Renate Mohr (Galf) und Wolfgang Pokowietz (SPD) weisen in einer gemeinsamen Erklärung darauf hin, dass Flugzeuge, die nicht mehr die Route der Südumfliegung nutzen dürfen, eventuell geradeaus – also unmittelbar über Raunheim, Rüsselsheim und den südlichen Teil von Flörsheim – abfliegen könnten. Damit wäre Flörsheim nicht nur durch die landenden Flugzeuge der Nordwest-Bahn, sondern massiv auch durch die startenden Flugzeuge der neuen Ausweichroute betroffen. „Das wäre der Super-Gau und die für Flörsheim schlechteste Lösung – Flörsheim wäre gleichsam unbewohnbar“, wiederholt Wolfgang Pokowietz fast wortgleich die Kritik von Rathauschef Antenbrink. SPD und Galf haben sich nach dem VGH-Urteil abgestimmt und kündigen einen Antrag für die Stadtverordnetenversammlung am Dienstag, 24. September, an.

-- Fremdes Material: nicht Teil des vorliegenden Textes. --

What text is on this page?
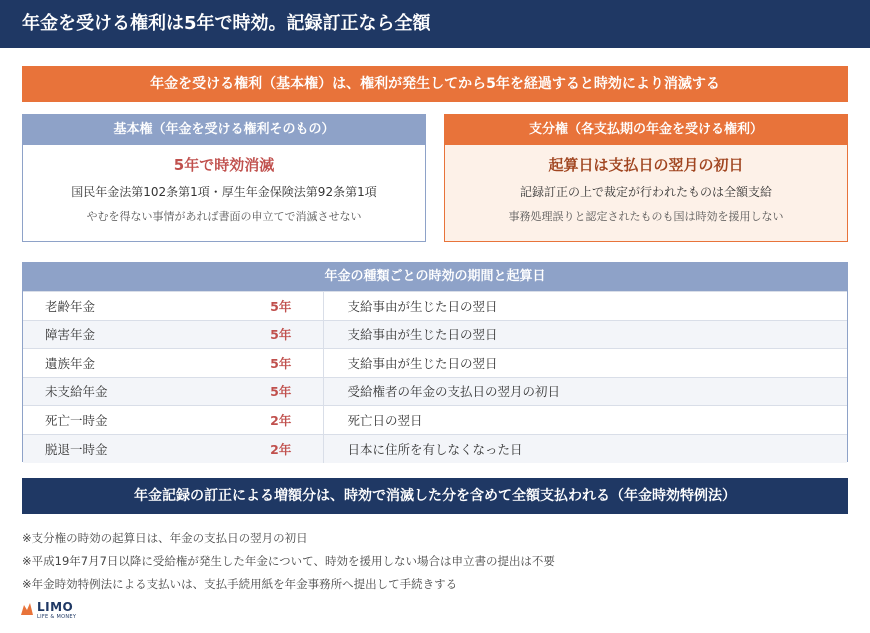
年金を受ける権利は5年で時効。記録訂正なら全額
年金を受ける権利（基本権）は、権利が発生してから5年を経過すると時効により消滅する
基本権（年金を受ける権利そのもの）
5年で時効消滅
国民年金法第102条第1項・厚生年金保険法第92条第1項
やむを得ない事情があれば書面の申立てで消滅させない
支分権（各支払期の年金を受ける権利）
起算日は支払日の翌月の初日
記録訂正の上で裁定が行われたものは全額支給
事務処理誤りと認定されたものも国は時効を援用しない
年金の種類ごとの時効の期間と起算日
老齢年金	5年	支給事由が生じた日の翌日
障害年金	5年	支給事由が生じた日の翌日
遺族年金	5年	支給事由が生じた日の翌日
未支給年金	5年	受給権者の年金の支払日の翌月の初日
死亡一時金	2年	死亡日の翌日
脱退一時金	2年	日本に住所を有しなくなった日
年金記録の訂正による増額分は、時効で消滅した分を含めて全額支払われる（年金時効特例法）
※支分権の時効の起算日は、年金の支払日の翌月の初日
※平成19年7月7日以降に受給権が発生した年金について、時効を援用しない場合は申立書の提出は不要
※年金時効特例法による支払いは、支払手続用紙を年金事務所へ提出して手続きする
LIMO
LIFE & MONEY
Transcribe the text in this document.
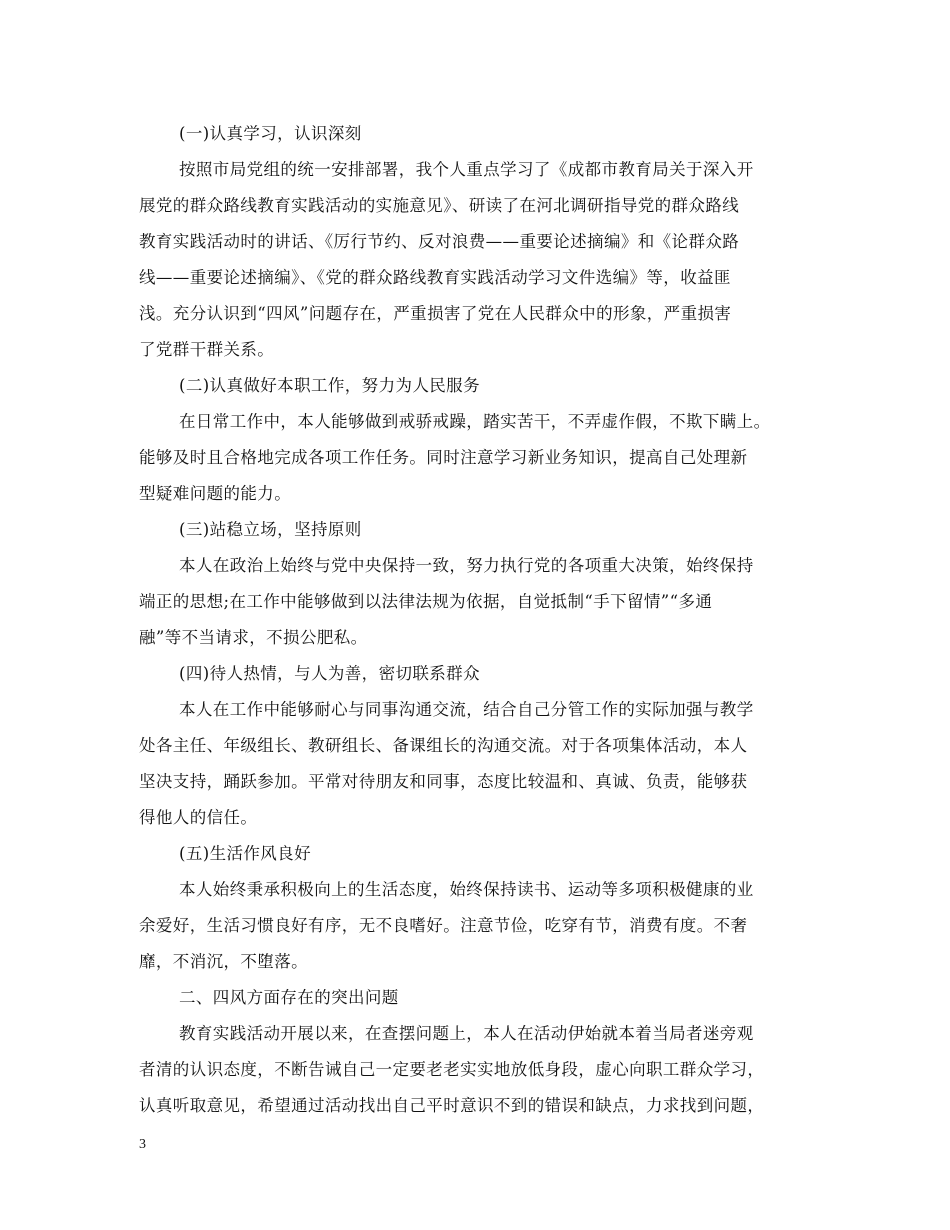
(一)认真学习，认识深刻
按照市局党组的统一安排部署，我个人重点学习了《成都市教育局关于深入开
展党的群众路线教育实践活动的实施意见》、研读了在河北调研指导党的群众路线
教育实践活动时的讲话、《厉行节约、反对浪费——重要论述摘编》和《论群众路
线——重要论述摘编》、《党的群众路线教育实践活动学习文件选编》等，收益匪
浅。充分认识到“四风”问题存在，严重损害了党在人民群众中的形象，严重损害
了党群干群关系。
(二)认真做好本职工作，努力为人民服务
在日常工作中，本人能够做到戒骄戒躁，踏实苦干，不弄虚作假，不欺下瞒上。
能够及时且合格地完成各项工作任务。同时注意学习新业务知识，提高自己处理新
型疑难问题的能力。
(三)站稳立场，坚持原则
本人在政治上始终与党中央保持一致，努力执行党的各项重大决策，始终保持
端正的思想;在工作中能够做到以法律法规为依据，自觉抵制“手下留情”“多通
融”等不当请求，不损公肥私。
(四)待人热情，与人为善，密切联系群众
本人在工作中能够耐心与同事沟通交流，结合自己分管工作的实际加强与教学
处各主任、年级组长、教研组长、备课组长的沟通交流。对于各项集体活动，本人
坚决支持，踊跃参加。平常对待朋友和同事，态度比较温和、真诚、负责，能够获
得他人的信任。
(五)生活作风良好
本人始终秉承积极向上的生活态度，始终保持读书、运动等多项积极健康的业
余爱好，生活习惯良好有序，无不良嗜好。注意节俭，吃穿有节，消费有度。不奢
靡，不消沉，不堕落。
二、四风方面存在的突出问题
教育实践活动开展以来，在查摆问题上，本人在活动伊始就本着当局者迷旁观
者清的认识态度，不断告诫自己一定要老老实实地放低身段，虚心向职工群众学习，
认真听取意见，希望通过活动找出自己平时意识不到的错误和缺点，力求找到问题，
3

Dieser habe die Schließung der Nordwest-Landebahn zum Inhalt. „Die Belastungsgrenzen sind schon jetzt überschritten, die Wirbelschleppengefahr wurde völlig falsch eingeschätzt, und nun kippt mit der Südumfliegung die gesamte Planungsgrundlage für die raumunverträgliche Nordwest-Landebahn – da bleibt juristisch nach unserer Einschätzung nur noch, die Landebahn zu schließen“, so lautet die Schlussfolgerung von Renate Mohr. Man müsse die ausstehende schriftliche Urteilsbegründung noch prüfen. Aber die Schlussfolgerung zur Schließung der Nordwestbahn sei aus Sicht der rot-grünen Koalition im Interesse der in Flörsheim lebenden Menschen nur konsequent.

Neue Variante

Marcus Reif, CDU-Fraktionschef, hat seine eigene Sicht der Dinge: „Die Freude der klagenden Kommunen kann ich als Flörsheimer nicht teilen. Hier wird einer der stärksten belasteten Wohnbereiche westlich des Flughafens weiter und ohne Ausgleich belastet. Die VGH-Entscheidung stellt doch wesentliche Bereiche des Planfeststellungsbescheids in Frage.“ Die Nordwest-Landebahn sei eine „grotesk geplante Fehlleistung aller Beteiligten“. Er sei gespannt, wie die Deutsche Flugsicherung dem VGH-Urteil mit einer neuen Abflugrouten-Variante entsprechen wolle. „Vor allem ist es ja noch nach wie vor ein Rätsel, wie die rund 150 Abflüge der Südumfliegung nun vorgenommen werden sollen“, so der CDU-Fraktions- und Parteivorsitzende. Eine zusätzliche Belastung Flörsheims dürfe keine Option sein.

Der Verwaltungsgerichtshof habe sich bei seiner Entscheidung vor allem vom Gefährdungspotenzial leiten lassen. „Dieses Verhalten hätte ich auch beim Eilantrag zu den Wirbelschleppen erwartet“, meint Marcus Reif.